Entre accords de paix, engagements diplomatiques et reprises des hostilités, l’histoire récente des relations entre Kinshasa et Kigali nourrit une profonde défiance. Pour de nombreux observateurs, la question n’est plus seulement de signer des accords, mais de savoir comment garantir leur respect dans la durée.
Depuis plusieurs décennies, les relations entre la République démocratique du Congo et le Rwanda sont marquées par une succession de crises, de rébellions et d’initiatives diplomatiques qui n’ont pas toujours permis de mettre durablement fin aux violences dans l’Est congolais.
Le parcours politique de Paul Kagame est régulièrement au cœur des critiques formulées à l’égard de Kigali. Ses détracteurs lui reprochent notamment d’avoir soutenu, directement ou indirectement selon plusieurs rapports et accusations internationales, différentes rébellions opérant sur le territoire congolais.
1998 : la rupture avec Laurent-Désiré Kabila
Après la prise de pouvoir de Laurent-Désiré Kabila en 1997, les relations entre Kinshasa et Kigali, initialement marquées par une certaine proximité, se sont rapidement détériorées.
Dès 1998, la RDC est plongée dans une nouvelle guerre régionale. Le Rwanda figure parmi les acteurs étrangers impliqués dans le conflit, aux côtés notamment de l’Ouganda et du Burundi. Cette guerre va profondément déstabiliser la région des Grands Lacs et entraîner une implication de nombreux groupes armés.
Pour les détracteurs de Kigali, cet épisode constitue le premier signal d'une difficulté majeure : celle de construire une relation durable fondée sur la confiance entre les deux capitales.
2012-2013 : l’épisode du M23
Quatorze ans plus tard, une nouvelle crise vient raviver les tensions.
En 2012, la rébellion du M23 apparaît dans l'Est de la RDC. Le mouvement s'empare notamment de Goma avant de subir une importante défaite militaire en 2013.
Le Rwanda a été accusé par plusieurs rapports des Nations unies de soutenir le M23, ce que Kigali a régulièrement nié.

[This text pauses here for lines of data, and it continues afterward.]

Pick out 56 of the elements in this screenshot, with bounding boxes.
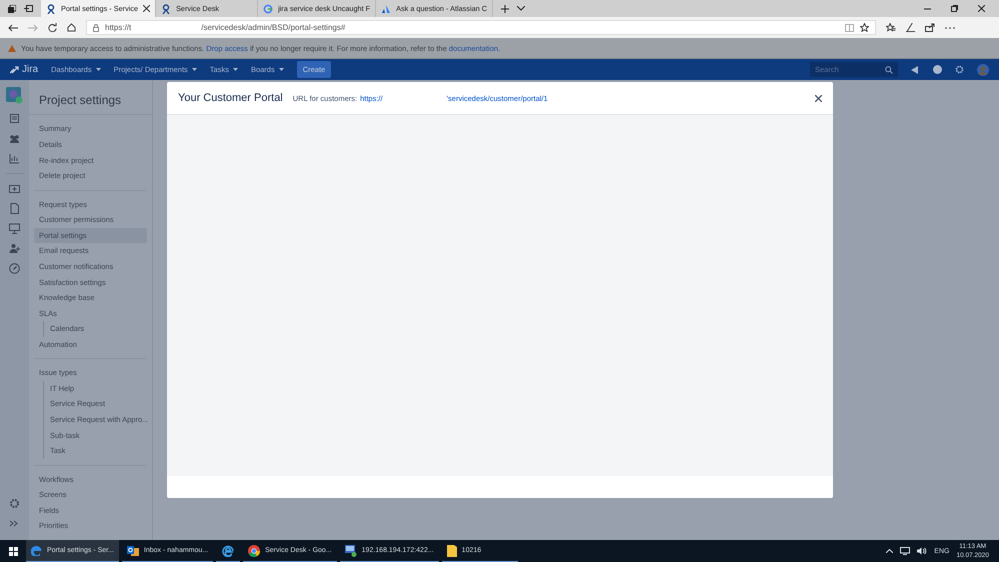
chrome-icon (248, 544, 260, 556)
url-text: /servicedesk/admin/BSD/portal-settings# (201, 23, 346, 32)
google-logo-icon (263, 4, 274, 14)
ie-icon (222, 544, 234, 556)
settings-icon[interactable] (9, 498, 20, 509)
network-icon[interactable] (900, 547, 910, 555)
pen-icon[interactable] (906, 23, 915, 32)
folder-icon (446, 544, 457, 556)
back-arrow-icon[interactable] (8, 24, 18, 32)
reports-icon[interactable] (9, 153, 20, 164)
jira-logo-icon (161, 4, 172, 14)
page-icon[interactable] (9, 203, 20, 214)
address-bar[interactable]: https://t /servicedesk/admin/BSD/portal-settings# (86, 20, 876, 35)
queues-icon[interactable] (9, 113, 20, 124)
customers-icon[interactable] (9, 133, 20, 144)
chevron-up-icon[interactable] (886, 549, 894, 553)
lock-icon (93, 24, 99, 32)
close-icon[interactable] (143, 5, 150, 12)
dialog-title: Your Customer Portal (178, 92, 283, 104)
remote-desktop-icon (344, 544, 357, 556)
warning-icon (8, 44, 16, 52)
new-tab-icon[interactable] (500, 4, 509, 12)
share-icon[interactable] (925, 23, 935, 32)
edge-icon (31, 545, 42, 556)
favorites-icon[interactable] (886, 23, 896, 32)
speaker-icon[interactable] (917, 547, 928, 555)
jira-logo-icon (46, 4, 56, 14)
expand-icon[interactable] (9, 518, 20, 529)
minimize-icon[interactable] (924, 8, 931, 10)
page-title: Project settings (38, 92, 122, 109)
mail-app-icon (126, 544, 139, 556)
compass-icon[interactable] (9, 263, 20, 274)
jira-arrows-icon (10, 66, 19, 74)
windows-start-icon[interactable] (8, 546, 18, 556)
settings-icon[interactable] (955, 65, 964, 74)
atlassian-logo-icon (381, 4, 392, 14)
star-icon[interactable] (860, 23, 869, 32)
caret-icon (278, 68, 284, 71)
restore-icon[interactable] (951, 5, 958, 12)
set-aside-tabs-icon[interactable] (24, 5, 33, 12)
url-text: https://t (105, 23, 132, 32)
search-icon (885, 66, 893, 74)
jira-logo[interactable]: Jira (10, 64, 38, 75)
close-icon[interactable] (978, 5, 985, 12)
refresh-icon[interactable] (48, 23, 57, 32)
tab-list-icon[interactable] (8, 4, 16, 12)
close-icon[interactable] (815, 94, 822, 102)
monitor-icon[interactable] (9, 223, 20, 234)
home-icon[interactable] (67, 23, 76, 32)
add-person-icon[interactable] (9, 243, 20, 254)
caret-icon (232, 68, 238, 71)
add-item-icon[interactable] (9, 183, 20, 194)
jira-logo-text: Jira (22, 64, 38, 75)
caret-icon (96, 68, 101, 71)
chevron-down-icon[interactable] (516, 6, 525, 11)
caret-icon (192, 68, 197, 71)
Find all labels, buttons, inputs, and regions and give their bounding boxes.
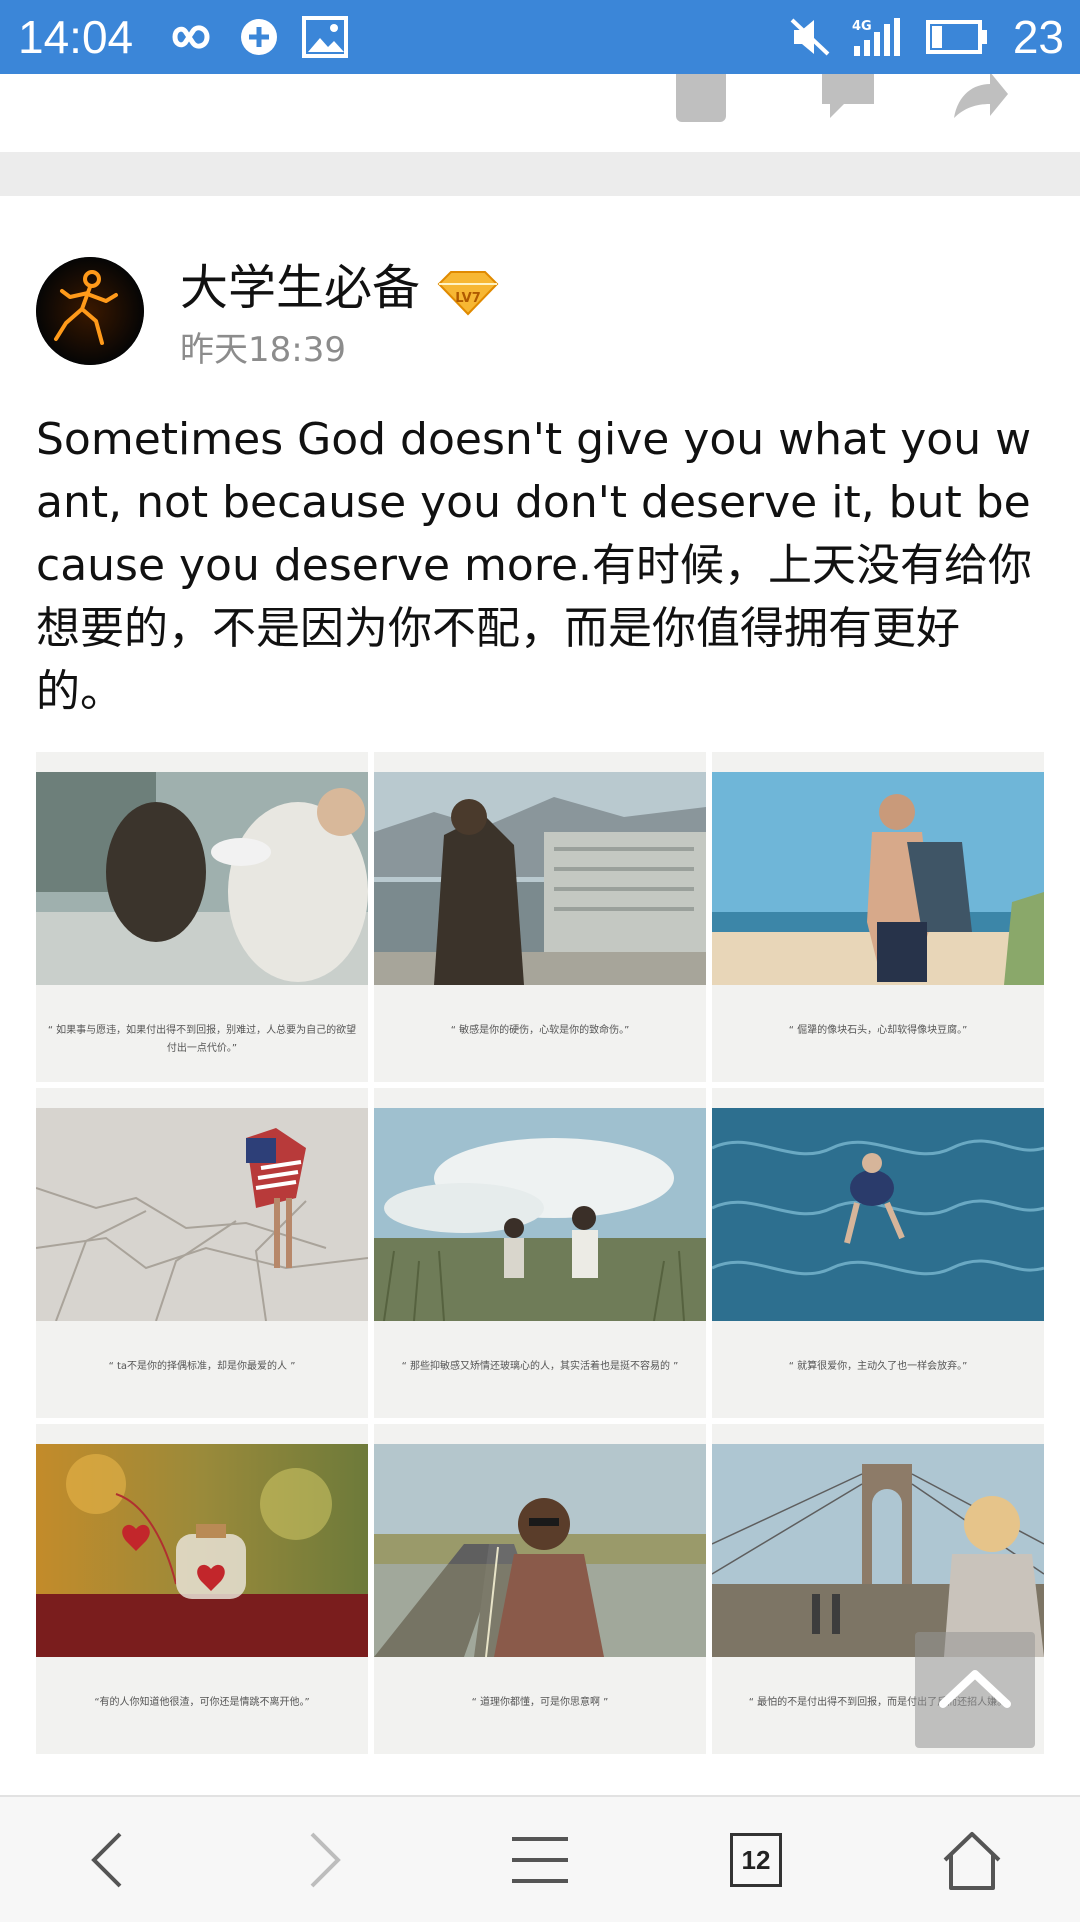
level-text: LV7 [455, 291, 481, 306]
photo-man-by-sea [374, 772, 706, 985]
grid-image-7[interactable]: “有的人你知道他很渣，可你还是情跳不离开他。” [36, 1424, 368, 1754]
status-time: 14:04 [18, 11, 134, 63]
home-button[interactable] [864, 1797, 1080, 1922]
grid-caption-8: “ 道理你都懂，可是你思意啊 ” [471, 1697, 609, 1708]
author-name[interactable]: 大学生必备 [180, 258, 420, 318]
network-type: 4G [852, 19, 872, 34]
runner-logo [36, 257, 144, 365]
battery-level: 23 [1012, 11, 1064, 63]
mute-icon [788, 16, 834, 58]
infinity-icon [160, 16, 218, 58]
status-bar: 14:04 4G 23 [0, 0, 1080, 74]
grid-caption-1: “ 如果事与愿违，如果付出得不到回报，别难过，人总要为自己的欲望付出一点代价。” [47, 1025, 357, 1054]
sync-icon [236, 16, 282, 58]
grid-image-5[interactable]: “ 那些抑敏感又矫情还玻璃心的人，其实活着也是挺不容易的 ” [374, 1088, 706, 1418]
image-icon [302, 16, 348, 58]
tabs-button[interactable]: 12 [648, 1797, 864, 1922]
tabs-icon: 12 [730, 1832, 782, 1887]
grid-caption-4: “ ta不是你的择偶标准，却是你最爱的人 ” [108, 1361, 296, 1372]
photo-girl-on-road [374, 1444, 706, 1657]
back-button[interactable] [0, 1797, 216, 1922]
like-icon[interactable] [672, 74, 732, 124]
grid-caption-7: “有的人你知道他很渣，可你还是情跳不离开他。” [94, 1697, 310, 1708]
photo-girl-with-flag [36, 1108, 368, 1321]
chevron-up-icon [939, 1670, 1011, 1708]
grid-image-2[interactable]: “ 敏感是你的硬伤，心软是你的致命伤。” [374, 752, 706, 1082]
photo-two-people-field [374, 1108, 706, 1321]
photo-hiker-on-beach [712, 772, 1044, 985]
photo-cat-and-boy [36, 772, 368, 985]
grid-caption-3: “ 倔犟的像块石头，心却软得像块豆腐。” [788, 1025, 968, 1036]
grid-image-3[interactable]: “ 倔犟的像块石头，心却软得像块豆腐。” [712, 752, 1044, 1082]
menu-button[interactable] [432, 1797, 648, 1922]
photo-brooklyn-bridge [712, 1444, 1044, 1657]
scroll-to-top-button[interactable] [915, 1632, 1035, 1748]
home-icon [943, 1831, 1001, 1890]
comment-icon[interactable] [818, 74, 878, 124]
photo-person-in-ocean [712, 1108, 1044, 1321]
post-time: 昨天18:39 [180, 330, 346, 370]
grid-image-4[interactable]: “ ta不是你的择偶标准，却是你最爱的人 ” [36, 1088, 368, 1418]
share-icon[interactable] [950, 74, 1010, 124]
grid-image-1[interactable]: “ 如果事与愿违，如果付出得不到回报，别难过，人总要为自己的欲望付出一点代价。” [36, 752, 368, 1082]
signal-icon: 4G [850, 16, 906, 58]
photo-jar-with-hearts [36, 1444, 368, 1657]
grid-image-8[interactable]: “ 道理你都懂，可是你思意啊 ” [374, 1424, 706, 1754]
grid-caption-6: “ 就算很爱你，主动久了也一样会放弃。” [788, 1361, 968, 1372]
previous-post-actions [0, 74, 1080, 154]
section-divider [0, 152, 1080, 196]
grid-caption-2: “ 敏感是你的硬伤，心软是你的致命伤。” [450, 1025, 630, 1036]
back-icon [91, 1832, 122, 1887]
forward-button[interactable] [216, 1797, 432, 1922]
menu-icon [512, 1836, 568, 1883]
grid-image-6[interactable]: “ 就算很爱你，主动久了也一样会放弃。” [712, 1088, 1044, 1418]
grid-caption-5: “ 那些抑敏感又矫情还玻璃心的人，其实活着也是挺不容易的 ” [401, 1361, 679, 1372]
battery-icon [926, 16, 988, 58]
bottom-navigation-bar: 12 [0, 1795, 1080, 1922]
forward-icon [310, 1832, 341, 1887]
avatar[interactable] [36, 257, 144, 365]
level-badge: LV7 [437, 268, 499, 316]
post-text: Sometimes God doesn't give you what you … [36, 414, 1032, 717]
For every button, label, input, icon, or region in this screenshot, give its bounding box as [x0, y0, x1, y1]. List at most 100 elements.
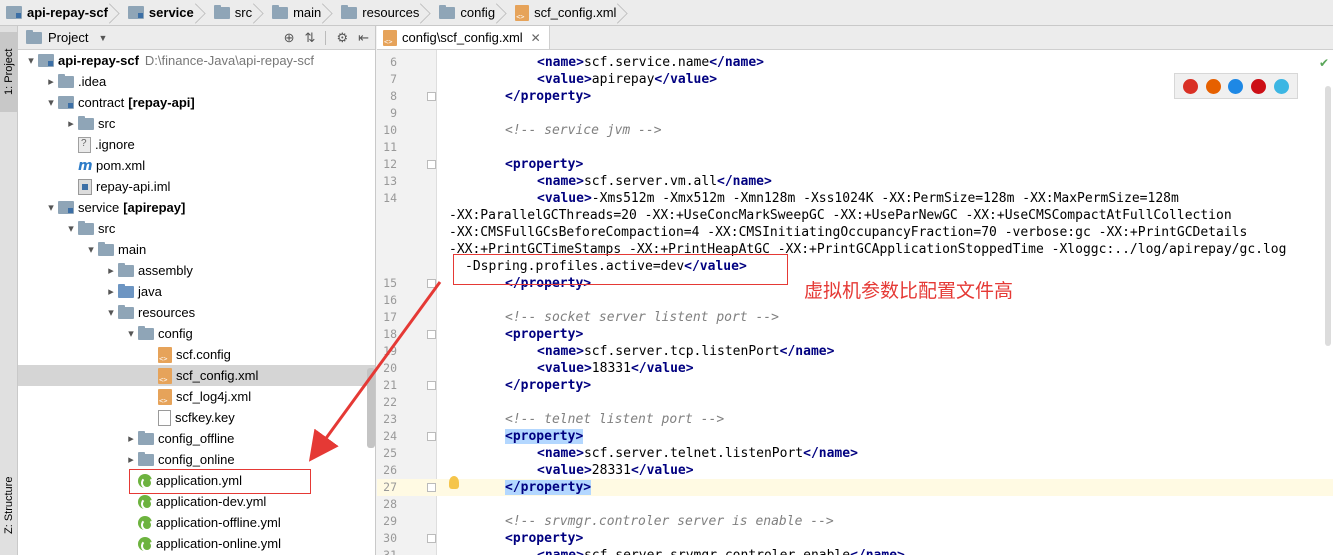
tree-item[interactable]: ▾ main — [18, 239, 375, 260]
chevron-down-icon[interactable]: ▾ — [44, 96, 58, 109]
code-line[interactable]: 9 — [377, 105, 1333, 122]
opera-icon[interactable] — [1251, 78, 1267, 94]
code-line[interactable]: 30 <property> — [377, 530, 1333, 547]
fold-marker-icon[interactable] — [427, 279, 436, 288]
code-line[interactable]: 13 <name>scf.server.vm.all</name> — [377, 173, 1333, 190]
project-tool-window-tab[interactable]: 1: Project — [0, 32, 18, 112]
tree-item[interactable]: ▸scf_log4j.xml — [18, 386, 375, 407]
tree-item[interactable]: ▾ resources — [18, 302, 375, 323]
breadcrumb-item[interactable]: main — [266, 0, 327, 26]
chevron-down-icon[interactable]: ▾ — [24, 54, 38, 67]
code-line[interactable]: 17 <!-- socket server listent port --> — [377, 309, 1333, 326]
code-line[interactable]: 31 <name>scf.server.srvmgr.controler.enab… — [377, 547, 1333, 555]
chrome-icon[interactable] — [1182, 78, 1198, 94]
folder-icon — [213, 4, 230, 19]
chevron-right-icon[interactable]: ▸ — [124, 453, 138, 466]
chevron-down-icon[interactable]: ▾ — [124, 327, 138, 340]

En 2013, la pression militaire et diplomatique conduit finalement à la défaite du mouvement et à la signature d'engagements destinés à favoriser une sortie de crise.
Mais l'épisode laisse une trace profonde dans les relations entre Kinshasa et Kigali.
2025 : les accords de paix face à l’épreuve du terrain
Plus récemment, les initiatives diplomatiques engagées entre la RDC et le Rwanda ont de nouveau suscité de l'espoir, mais également du scepticisme.
Alors que Kinshasa et Kigali se sont engagés dans un processus de paix soutenu par les États-Unis en 2025, les combats dans l'Est de la RDC et les accusations concernant le M23/AFC ont continué d'alimenter les tensions.
Pour les autorités congolaises et leurs soutiens, la question fondamentale demeure donc celle du respect effectif des engagements pris autour de la table des négociations.
Le véritable défi : passer des signatures aux actes
Pour les partisans de la ligne dure vis-à-vis de Kigali, multiplier les accords sans mécanisme efficace de contrôle et de sanction ne suffirait pas à garantir une paix durable.
Ils estiment qu'une paix véritable dans les Grands Lacs doit reposer sur plusieurs conditions : le respect de la souveraineté territoriale de la RDC, la fin de tout soutien aux groupes armés, le retrait de toute force étrangère du territoire congolais et la mise en place de mécanismes crédibles de vérification.
Certains vont plus loin et considèrent que le départ de Paul Kagame du pouvoir constituerait une condition nécessaire à une nouvelle architecture de paix régionale. Cette position relève toutefois d'une appréciation politique et ne fait pas l'objet d'un consensus international.
La confiance, principal obstacle
Au fond, le problème dépasse désormais la seule personnalité de Paul Kagame. Il touche à la question de la confiance entre États voisins et à la capacité des acteurs régionaux et internationaux à faire respecter les engagements conclus.
Pour Kinshasa, la paix ne peut plus être une simple succession de signatures et de cérémonies diplomatiques. Elle doit se traduire par des actes vérifiables sur le terrain.
Car dans une région meurtrie par des décennies de conflits, la véritable question n'est plus seulement de savoir qui peut signer un accord de paix, mais qui est réellement prêt à le respecter.